Our production facility is certified to ISO 9001:2015 quality standard, supporting our strong product offering, which is being continually developed by our in house design and toolmaking departments, helping us to maintain our position as the market leader in the sector. The products we manufacture, where applicable, are fully tested at FIRA and SATRA.
We operate from manufacturing and assembly building with 5000 sq. meter of manufacturing in the heart at Dhalwala ,Rishikesh and 4000 sq. meter at Sidcul , Haridwar industrial area in Uttrakhand. (India), Ideally placed to service our clients by road, rail and by air anywhere in the Country.
Corrugated Cardboard
After the trees are harvested, they are stripped of their limbs; only the trunks will be shipped by truck to a pulp mill. The largest packaging companies also own the mills where trees are converted to kraft paper. OAt the mill, the harvested tree trunks are subjected to the kraft process, also known as the sulfate process because of the chemicals used to break down wood chips into fibrous pulp. After pulping and other processing, the fibers are sent directly to the paper machine where they are formed, pressed, dried, and rolled into the wide, heavy rolls of kraft paper sent to corrugating plants to be made into cardboard.

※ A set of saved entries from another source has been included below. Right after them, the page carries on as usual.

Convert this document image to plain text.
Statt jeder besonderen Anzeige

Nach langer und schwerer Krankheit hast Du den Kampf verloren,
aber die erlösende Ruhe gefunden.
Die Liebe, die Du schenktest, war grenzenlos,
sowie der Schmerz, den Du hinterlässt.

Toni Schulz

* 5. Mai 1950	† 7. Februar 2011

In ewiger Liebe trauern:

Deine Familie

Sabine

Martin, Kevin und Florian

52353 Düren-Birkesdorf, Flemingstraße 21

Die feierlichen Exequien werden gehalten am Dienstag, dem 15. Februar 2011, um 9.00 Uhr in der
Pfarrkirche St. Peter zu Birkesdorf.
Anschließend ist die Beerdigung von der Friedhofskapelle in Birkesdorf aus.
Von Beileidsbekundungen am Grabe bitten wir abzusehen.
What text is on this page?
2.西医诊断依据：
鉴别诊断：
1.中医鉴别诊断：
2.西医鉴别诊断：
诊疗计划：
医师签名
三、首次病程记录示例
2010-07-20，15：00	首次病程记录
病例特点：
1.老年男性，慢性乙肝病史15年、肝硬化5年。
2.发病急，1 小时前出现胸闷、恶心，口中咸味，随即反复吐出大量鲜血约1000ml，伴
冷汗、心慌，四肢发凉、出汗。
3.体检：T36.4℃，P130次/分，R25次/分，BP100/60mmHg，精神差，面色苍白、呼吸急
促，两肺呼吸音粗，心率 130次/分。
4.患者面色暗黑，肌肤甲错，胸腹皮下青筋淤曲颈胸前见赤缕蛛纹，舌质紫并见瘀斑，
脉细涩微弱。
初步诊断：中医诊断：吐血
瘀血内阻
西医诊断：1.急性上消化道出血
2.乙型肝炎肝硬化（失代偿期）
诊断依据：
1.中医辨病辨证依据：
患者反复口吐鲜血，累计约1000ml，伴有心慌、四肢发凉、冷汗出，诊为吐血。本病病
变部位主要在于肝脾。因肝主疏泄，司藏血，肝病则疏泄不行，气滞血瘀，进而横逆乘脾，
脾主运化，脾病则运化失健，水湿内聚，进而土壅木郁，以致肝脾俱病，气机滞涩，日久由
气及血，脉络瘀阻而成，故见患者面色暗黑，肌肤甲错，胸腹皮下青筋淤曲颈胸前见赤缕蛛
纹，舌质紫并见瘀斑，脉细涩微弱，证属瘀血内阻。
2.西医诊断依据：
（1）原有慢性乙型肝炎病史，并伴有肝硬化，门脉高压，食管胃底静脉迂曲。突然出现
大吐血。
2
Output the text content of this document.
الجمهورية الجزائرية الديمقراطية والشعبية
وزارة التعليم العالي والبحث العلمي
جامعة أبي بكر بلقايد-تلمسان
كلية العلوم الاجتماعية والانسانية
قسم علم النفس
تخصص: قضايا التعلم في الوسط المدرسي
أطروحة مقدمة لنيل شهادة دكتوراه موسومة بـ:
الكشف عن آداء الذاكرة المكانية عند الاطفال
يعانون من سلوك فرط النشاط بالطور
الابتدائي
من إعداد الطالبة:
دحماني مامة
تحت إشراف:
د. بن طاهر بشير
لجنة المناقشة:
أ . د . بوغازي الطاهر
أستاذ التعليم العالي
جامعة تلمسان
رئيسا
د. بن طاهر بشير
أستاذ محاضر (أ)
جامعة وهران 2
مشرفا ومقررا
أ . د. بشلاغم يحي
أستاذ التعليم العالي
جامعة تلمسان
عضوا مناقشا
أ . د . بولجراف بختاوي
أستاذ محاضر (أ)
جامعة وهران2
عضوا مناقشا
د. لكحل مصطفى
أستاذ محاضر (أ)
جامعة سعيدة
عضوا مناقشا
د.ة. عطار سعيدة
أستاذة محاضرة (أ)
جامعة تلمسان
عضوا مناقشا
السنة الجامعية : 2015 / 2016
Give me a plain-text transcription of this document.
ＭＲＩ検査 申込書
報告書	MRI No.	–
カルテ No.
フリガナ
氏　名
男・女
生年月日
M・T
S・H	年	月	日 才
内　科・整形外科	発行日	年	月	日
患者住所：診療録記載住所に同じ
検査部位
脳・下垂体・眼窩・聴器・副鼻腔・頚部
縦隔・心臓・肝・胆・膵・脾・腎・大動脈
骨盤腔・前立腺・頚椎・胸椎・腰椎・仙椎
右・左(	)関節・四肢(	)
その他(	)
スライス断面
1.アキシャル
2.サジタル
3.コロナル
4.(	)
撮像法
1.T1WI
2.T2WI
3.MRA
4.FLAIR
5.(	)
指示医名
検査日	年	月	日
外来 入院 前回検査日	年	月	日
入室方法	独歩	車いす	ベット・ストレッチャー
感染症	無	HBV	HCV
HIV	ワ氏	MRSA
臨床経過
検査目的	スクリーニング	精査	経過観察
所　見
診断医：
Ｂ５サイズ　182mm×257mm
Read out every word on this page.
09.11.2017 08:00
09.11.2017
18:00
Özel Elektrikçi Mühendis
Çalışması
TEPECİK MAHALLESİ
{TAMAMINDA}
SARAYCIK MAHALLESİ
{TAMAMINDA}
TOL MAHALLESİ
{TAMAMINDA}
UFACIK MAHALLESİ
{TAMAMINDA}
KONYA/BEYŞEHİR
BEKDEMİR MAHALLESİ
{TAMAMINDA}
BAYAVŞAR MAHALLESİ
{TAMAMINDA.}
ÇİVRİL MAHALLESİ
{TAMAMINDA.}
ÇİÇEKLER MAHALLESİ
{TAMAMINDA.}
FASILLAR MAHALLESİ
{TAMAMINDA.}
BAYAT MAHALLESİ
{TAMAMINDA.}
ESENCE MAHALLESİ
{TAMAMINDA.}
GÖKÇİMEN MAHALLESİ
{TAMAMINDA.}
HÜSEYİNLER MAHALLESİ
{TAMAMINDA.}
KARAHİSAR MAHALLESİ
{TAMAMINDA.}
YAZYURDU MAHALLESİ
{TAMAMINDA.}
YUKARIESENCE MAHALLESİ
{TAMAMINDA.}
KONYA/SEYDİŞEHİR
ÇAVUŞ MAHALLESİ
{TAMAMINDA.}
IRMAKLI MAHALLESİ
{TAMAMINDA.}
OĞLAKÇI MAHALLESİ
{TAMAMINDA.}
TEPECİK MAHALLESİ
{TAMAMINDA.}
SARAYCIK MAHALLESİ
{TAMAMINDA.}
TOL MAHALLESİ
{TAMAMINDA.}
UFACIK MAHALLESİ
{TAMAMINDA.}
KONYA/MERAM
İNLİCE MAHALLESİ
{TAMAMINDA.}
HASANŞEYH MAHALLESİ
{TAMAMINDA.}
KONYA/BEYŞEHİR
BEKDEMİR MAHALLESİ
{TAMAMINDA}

At the corrugating plant, only a few other raw materials are needed to make a finished box. Corn starch glue is used to bond the corrugated medium to the liner sheets. Because so much glue is used, rail cars or large tanker trucks deliver it as a dry powder that will be stored in huge silos at the corrugating plant until it is needed. Drawn from the silo, the dry corn starch is mixed with water and other chemicals and pumped into the corrugator to be spread on the corrugated medium as the layers of liner are added. Other raw materials are used to finish the corrugated cardboard after production. Waxes made from paraffin or vegetable oils can be applied to make a water- or grease-resistant container for food products. Brightly colored inks are also applied to create bold graphic designs for self-supporting displays featuring product name, information, and company name and logo. Teams of salespeople and designers work together to create the manufacturing and printing patterns, called dies, that are used to cut and print a specific box design. The dies are created in a pattern shop and transferred to the rotary die-cutting equipment and printers that finish the box blanks.
plastic bottles
The manufacture of plastic bottles takes place in stages. Typically, the plastic bottles used to hold potable water and other drinks are made from polyethylene terephthalate (PET), because the material is both strong and light. To understand the manufacturing process it’s helpful to first examine the composition of PET and how this affects plastic bottles.
Bottle Manufacturing.
The first stage in bottle manufacturing is stretch blow molding. The PET is heated and placed in a mold, where it assumes the shape of a long, thin tube. (The process by which the plastic is forced into the mold is called injection molding.)The tube of PET, now called a parison, is then transferred into a second, bottle-shaped mold. A thin steel rod, called a mandrel, is slid inside the parison where it fills the parison with highly pressurized air, and stretch blow molding begins: as a result of the pressurized air, heat and pressure, the parison is blown and stretched into the mold, assuming a bottle shape. To ensure that the bottom of the bottle retains a consistently flat shape, a separate component of plastic is simultaneously joined to the bottle during blow molding. The mold must be cooled relatively quickly, so that that the newly formed component is set properly. There are several cooling methods, both direct and indirect, that can effectively cool the mold and the plastic. Water can be coursed through pipes surrounding the mold, which indirectly cools the mold and plastic. Direct methods include using pressurized air or carbon dioxide directly on the mold and plastic. Once the bottle (or, in continuous manufacturing, bottles) has cooled and set, it is ready to be removed from the mold. If a continuous molding process has been used, the bottles will need to be separated by trimming the plastic in between them. If a non-continuous process has been used, sometimes excess plastic can seep through the mold during manufacturing and will require trimming. After removing the bottle from the mold and removing excess plastic, the bottles are ready for transportation.